Ngaji Virtual Bersama Kepala Madrasah | 16 Ramadhan 1442 H

Makna Cinta Sejati

ليس المحب الذي يرجو من محبوبه عوضا أويطلب منه غرضا. فإن المحب من يبذل لك، ليس المحب من تبذل له.

Pencinta sejati bukanlah orang yang mengharapkan imbalan dari kekasihnya atas pengorbanan yang diberikannya. Ia tidak berniat mengharap surga dan selamat dari neraka dengan amal saleh yang dilakukannya atau tidak meminta upah berupa materi duniawi dan ukhrawi atas amalnya itu.

Pencinta sejati adalah orang yang mau berkorban untukmu, bukan orang yang menuntut pengorbanan darimu. Sesungguhnya, cinta sejati adalah selalu mengenang sifat-sifat kekasihnya di dalam hati sehingga pada diri pencinta tak ada keinginan sama sekali untuk menoleh kepada selain kekasihnya. Siapa yang menyembah Allah untuk mengharap surga-Nya, berarti ia tidak mencintai Allah, tetapi hanya mencintai surga-Nya.

Menjelaskan hikmah ini, Syekh Syarqawi menjelaskan bahwa orang yang mengaku cinta kepada Allah takkan mengharapkan apapun atas amal ibadahnya. Orang yang cinta sungguhan kepada Allah hanya mengharap ridha-Nya sebagai keterangan Syekh Syarqawi berikut ini:

ليس المحب) الحقيقي (الذي يرجو من محبوبه عوضاً) على عمل يعمله فلا يقصده بأعماله الصالحة جنة ولا نجاة من نار (أو يطلب منه غرضاً) من الأغراض الدنياوية والأخروية (فإن المحب) الحقيقي (من يبذل لك) أي يعطيك (ليس المحب) الحقيقي (من تبذل له) لأن المحبة الحقيقية أخذ خصال المحبوب لمحبه. القلب فلا يصير عند المحب التفات لغير محبوبه فمن عبده تعالى لجنته فليس محبا له بل للجنة

Artinya, “Pecinta) sejati (itu bukanlah orang yang mengharapkan imbalan dari kekasihnya) atas perbuatan yang dia lakukan. Ia tidak bermakasud surga atau selamat dari neraka dengan amal salehnya. (atau mengejar sebuah tujuan) duniawi atau ukhrawi (dari sang kekasih. Pecinta) sejati (itu orang yang berbuat) yakni mempersembahkan (sesuatu untukmu. Pecinta) sejati (itu bukan orang yang diberikan sesuatu olehmu) karena cinta sejati meraih seluruh (ridha) kekasih untuk pecintanya. Bagi pencinta sejati, hatinya takkan berpaling pada selain kekasihnya. Oleh karena itu, siapa saja yang menyembah Allah SWT karena surga-Nya, maka ia bukan orang yang cinta Allah, tetapi cinta surga,” (Lihat Syekh Syarqawi, Syarhul Hikam, [Semarang: Taha Putra, tanpa catatan tahun], juz II, halaman 62-63).

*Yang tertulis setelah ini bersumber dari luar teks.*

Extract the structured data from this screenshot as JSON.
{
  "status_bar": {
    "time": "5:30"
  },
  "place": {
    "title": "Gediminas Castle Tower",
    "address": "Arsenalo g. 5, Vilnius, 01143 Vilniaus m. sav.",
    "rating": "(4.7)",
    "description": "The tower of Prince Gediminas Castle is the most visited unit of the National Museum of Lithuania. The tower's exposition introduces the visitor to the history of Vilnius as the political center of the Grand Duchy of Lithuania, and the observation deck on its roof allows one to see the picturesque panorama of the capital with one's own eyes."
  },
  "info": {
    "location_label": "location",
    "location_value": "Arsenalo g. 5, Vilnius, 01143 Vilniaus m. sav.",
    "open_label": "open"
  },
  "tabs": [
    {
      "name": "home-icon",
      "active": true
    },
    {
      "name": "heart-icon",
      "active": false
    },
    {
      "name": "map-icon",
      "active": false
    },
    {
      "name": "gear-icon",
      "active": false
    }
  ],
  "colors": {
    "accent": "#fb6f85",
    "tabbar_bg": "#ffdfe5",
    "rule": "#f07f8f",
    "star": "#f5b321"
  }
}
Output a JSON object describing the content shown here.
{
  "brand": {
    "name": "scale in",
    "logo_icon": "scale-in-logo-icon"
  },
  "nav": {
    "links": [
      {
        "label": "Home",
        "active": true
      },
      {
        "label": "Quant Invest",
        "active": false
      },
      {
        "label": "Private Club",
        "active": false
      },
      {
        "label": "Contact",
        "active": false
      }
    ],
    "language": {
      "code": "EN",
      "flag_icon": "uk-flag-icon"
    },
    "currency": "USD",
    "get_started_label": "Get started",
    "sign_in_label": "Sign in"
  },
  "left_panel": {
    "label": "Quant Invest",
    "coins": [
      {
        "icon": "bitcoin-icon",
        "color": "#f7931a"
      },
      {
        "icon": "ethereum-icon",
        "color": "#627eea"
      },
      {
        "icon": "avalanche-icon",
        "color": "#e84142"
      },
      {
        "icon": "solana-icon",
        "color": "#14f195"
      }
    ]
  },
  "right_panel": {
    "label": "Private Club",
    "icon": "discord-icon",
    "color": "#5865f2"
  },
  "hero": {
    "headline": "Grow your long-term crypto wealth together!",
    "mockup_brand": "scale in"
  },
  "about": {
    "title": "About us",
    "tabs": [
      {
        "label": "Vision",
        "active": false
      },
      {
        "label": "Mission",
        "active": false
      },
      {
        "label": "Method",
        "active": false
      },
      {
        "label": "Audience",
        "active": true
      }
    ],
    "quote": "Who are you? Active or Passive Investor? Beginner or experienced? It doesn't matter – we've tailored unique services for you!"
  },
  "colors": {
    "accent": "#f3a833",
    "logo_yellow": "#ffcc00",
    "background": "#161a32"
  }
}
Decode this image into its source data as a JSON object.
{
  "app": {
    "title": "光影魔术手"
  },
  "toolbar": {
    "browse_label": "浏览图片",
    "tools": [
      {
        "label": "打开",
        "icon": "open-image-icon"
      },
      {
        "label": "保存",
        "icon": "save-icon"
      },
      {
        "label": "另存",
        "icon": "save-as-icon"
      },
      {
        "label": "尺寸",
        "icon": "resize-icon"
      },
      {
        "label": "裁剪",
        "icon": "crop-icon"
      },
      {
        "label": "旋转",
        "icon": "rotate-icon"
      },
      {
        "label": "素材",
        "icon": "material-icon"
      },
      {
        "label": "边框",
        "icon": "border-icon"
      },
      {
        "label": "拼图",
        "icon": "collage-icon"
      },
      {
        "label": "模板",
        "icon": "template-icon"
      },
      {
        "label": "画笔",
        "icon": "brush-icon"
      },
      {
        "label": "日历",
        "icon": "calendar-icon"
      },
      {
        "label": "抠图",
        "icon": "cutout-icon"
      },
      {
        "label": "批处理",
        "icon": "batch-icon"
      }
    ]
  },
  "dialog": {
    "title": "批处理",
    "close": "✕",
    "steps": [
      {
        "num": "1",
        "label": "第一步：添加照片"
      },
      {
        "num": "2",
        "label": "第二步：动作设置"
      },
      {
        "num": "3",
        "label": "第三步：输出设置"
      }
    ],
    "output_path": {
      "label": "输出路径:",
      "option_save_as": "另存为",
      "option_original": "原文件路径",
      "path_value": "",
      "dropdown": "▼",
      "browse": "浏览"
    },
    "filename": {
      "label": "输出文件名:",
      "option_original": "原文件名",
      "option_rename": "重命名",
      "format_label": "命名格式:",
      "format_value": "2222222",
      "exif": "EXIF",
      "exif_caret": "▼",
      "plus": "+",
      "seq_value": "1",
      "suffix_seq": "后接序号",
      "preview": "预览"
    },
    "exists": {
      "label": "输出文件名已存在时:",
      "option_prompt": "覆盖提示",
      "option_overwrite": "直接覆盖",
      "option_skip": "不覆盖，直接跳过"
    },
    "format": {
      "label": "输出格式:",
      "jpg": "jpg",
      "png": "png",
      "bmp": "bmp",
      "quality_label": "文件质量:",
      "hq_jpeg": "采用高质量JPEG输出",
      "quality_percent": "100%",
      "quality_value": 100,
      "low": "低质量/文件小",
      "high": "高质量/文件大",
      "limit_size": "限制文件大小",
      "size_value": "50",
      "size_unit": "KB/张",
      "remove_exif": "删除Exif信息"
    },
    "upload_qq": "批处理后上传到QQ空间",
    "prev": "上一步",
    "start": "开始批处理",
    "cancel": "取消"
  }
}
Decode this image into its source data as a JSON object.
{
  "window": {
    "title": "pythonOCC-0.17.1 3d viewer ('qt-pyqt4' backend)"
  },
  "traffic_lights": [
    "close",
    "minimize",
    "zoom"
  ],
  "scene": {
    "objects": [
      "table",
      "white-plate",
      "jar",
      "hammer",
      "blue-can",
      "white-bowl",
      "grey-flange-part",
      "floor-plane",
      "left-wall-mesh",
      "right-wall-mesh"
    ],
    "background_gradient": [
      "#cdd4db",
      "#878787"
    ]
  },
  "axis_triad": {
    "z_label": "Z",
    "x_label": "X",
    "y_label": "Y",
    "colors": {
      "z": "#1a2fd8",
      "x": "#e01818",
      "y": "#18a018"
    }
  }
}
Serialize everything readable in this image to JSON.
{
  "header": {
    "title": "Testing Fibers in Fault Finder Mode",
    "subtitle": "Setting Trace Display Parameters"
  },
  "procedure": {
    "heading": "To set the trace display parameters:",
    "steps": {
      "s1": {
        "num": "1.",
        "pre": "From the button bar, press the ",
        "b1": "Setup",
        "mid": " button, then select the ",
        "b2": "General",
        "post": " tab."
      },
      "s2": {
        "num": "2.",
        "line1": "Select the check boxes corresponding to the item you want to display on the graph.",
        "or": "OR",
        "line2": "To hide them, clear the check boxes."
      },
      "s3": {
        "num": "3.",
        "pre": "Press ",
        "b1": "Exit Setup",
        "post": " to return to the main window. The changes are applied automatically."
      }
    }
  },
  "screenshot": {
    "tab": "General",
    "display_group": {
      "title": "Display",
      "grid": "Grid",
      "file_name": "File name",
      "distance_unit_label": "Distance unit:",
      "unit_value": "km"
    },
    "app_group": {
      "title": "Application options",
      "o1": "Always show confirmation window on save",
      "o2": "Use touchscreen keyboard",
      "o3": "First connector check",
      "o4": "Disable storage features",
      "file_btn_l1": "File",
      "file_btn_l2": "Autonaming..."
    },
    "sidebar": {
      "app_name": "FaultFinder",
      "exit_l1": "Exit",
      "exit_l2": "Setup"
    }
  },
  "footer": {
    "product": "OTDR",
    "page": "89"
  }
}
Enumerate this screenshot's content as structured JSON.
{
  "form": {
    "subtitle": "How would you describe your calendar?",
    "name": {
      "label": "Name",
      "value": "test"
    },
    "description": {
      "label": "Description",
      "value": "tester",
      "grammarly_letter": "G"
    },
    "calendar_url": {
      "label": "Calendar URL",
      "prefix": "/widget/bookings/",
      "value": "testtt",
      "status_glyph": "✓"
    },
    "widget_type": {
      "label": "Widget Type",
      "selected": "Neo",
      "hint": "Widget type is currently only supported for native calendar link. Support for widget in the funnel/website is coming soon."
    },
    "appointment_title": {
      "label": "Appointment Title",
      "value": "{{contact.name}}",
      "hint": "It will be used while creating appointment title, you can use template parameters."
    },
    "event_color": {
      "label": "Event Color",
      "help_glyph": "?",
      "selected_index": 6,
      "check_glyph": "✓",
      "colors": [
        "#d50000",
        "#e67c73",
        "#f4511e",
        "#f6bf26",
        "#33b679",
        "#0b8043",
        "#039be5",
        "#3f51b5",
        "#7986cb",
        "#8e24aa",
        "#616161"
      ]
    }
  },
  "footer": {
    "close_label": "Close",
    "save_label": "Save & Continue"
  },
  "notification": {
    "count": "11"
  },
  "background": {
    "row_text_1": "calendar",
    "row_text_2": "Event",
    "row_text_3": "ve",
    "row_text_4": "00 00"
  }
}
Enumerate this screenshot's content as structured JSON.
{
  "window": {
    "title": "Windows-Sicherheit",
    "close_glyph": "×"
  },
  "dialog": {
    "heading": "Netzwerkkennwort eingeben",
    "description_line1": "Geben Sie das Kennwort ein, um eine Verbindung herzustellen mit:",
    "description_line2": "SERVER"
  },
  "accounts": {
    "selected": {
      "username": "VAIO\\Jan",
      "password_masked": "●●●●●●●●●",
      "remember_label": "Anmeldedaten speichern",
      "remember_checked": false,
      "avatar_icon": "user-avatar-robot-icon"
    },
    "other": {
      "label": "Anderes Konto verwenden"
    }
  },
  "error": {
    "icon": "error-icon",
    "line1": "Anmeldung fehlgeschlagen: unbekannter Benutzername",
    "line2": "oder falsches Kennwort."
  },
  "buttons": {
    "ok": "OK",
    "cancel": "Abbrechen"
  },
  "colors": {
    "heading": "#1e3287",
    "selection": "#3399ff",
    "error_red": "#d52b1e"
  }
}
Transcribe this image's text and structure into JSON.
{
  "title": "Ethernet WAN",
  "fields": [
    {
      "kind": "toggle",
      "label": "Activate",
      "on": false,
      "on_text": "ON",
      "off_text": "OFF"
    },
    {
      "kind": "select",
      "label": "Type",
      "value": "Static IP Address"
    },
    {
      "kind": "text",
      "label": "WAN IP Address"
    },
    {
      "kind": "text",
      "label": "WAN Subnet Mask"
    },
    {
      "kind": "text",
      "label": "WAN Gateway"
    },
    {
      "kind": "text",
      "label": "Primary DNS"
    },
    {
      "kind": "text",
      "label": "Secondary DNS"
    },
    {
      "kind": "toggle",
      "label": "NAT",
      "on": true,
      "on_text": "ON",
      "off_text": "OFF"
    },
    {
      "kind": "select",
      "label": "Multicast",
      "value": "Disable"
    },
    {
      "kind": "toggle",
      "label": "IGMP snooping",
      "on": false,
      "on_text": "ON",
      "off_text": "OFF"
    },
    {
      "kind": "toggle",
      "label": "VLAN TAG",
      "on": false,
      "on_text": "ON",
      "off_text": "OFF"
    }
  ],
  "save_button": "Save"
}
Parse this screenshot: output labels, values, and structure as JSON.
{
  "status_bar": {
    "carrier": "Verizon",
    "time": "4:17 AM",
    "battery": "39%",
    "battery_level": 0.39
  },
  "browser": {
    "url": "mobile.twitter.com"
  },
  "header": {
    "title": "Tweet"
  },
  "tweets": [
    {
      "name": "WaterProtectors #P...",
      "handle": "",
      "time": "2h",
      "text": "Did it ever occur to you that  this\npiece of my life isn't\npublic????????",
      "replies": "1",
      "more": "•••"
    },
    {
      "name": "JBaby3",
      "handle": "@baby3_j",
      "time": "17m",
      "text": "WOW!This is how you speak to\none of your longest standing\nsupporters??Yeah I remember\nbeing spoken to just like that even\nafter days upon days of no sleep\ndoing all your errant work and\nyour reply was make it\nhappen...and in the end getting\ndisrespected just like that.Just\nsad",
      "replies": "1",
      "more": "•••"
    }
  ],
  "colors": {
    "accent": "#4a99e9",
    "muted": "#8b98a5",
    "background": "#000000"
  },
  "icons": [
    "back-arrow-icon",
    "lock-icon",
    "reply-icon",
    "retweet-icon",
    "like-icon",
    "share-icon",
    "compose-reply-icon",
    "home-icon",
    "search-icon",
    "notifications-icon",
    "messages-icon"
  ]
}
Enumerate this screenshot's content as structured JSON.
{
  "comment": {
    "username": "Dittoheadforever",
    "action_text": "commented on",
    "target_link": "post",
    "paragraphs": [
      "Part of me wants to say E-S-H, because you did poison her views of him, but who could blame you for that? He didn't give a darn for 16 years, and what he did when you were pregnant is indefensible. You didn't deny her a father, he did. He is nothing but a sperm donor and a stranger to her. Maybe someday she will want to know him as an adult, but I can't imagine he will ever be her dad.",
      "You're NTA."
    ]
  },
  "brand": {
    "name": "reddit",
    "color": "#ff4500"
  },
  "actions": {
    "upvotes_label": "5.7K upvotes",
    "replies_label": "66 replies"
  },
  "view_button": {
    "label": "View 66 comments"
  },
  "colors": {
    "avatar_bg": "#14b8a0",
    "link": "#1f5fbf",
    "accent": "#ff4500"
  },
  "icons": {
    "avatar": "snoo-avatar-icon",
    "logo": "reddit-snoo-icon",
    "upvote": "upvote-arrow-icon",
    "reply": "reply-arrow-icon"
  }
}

Jelasnya, cinta kepada Allah harus dibuktikan dengan pengorbanan secara total tanpa mengharapkan imbalan apapun baik yang bersifat materi maupun nonmateri. Niat ini yang membedakan penghambaan orang yang cinta sejati kepada Allah dan penghambaan orang yang memiliki pamrih sebagai keterangan Syekh Ibnu Abbad berikut ini:

المحبة تقتضى من المحب بذل كلياته وجزئياته في مرضاة محبوبه من غير طلب حظ يناله منه. فهذا مما يلزم وجود المحبة

Artinya, “Cinta itu menuntut pengorbanan segala hal besar maupun hal kecil dari pecinta untuk kesenangan kekasihnya tanpa menuntut bagian yang harusnya ia terima dari kekasihnya. Ini salah satu bagian dari kelaziman riil sebuah cinta,” (Lihat Syekh Muhammad Ibnu Abbad, Syarhul Hikam, [Semarang: Toha Putra, tanpa catatan tahun], juz II, halaman 62-63).

Sejumlah keterangan di atas ini tidak dimaksudkan untuk menilai kadar cinta orang per orang kepada Allah SWT. Pasalnya, cinta adalah masalah ghaib yang tersimpan di batin masing-masing orang. Semua ini dimaksudkan untuk mengevaluasi diri kita seperti apa warna penghambaan kita kepada Allah SWT. Wallahu a‘lam.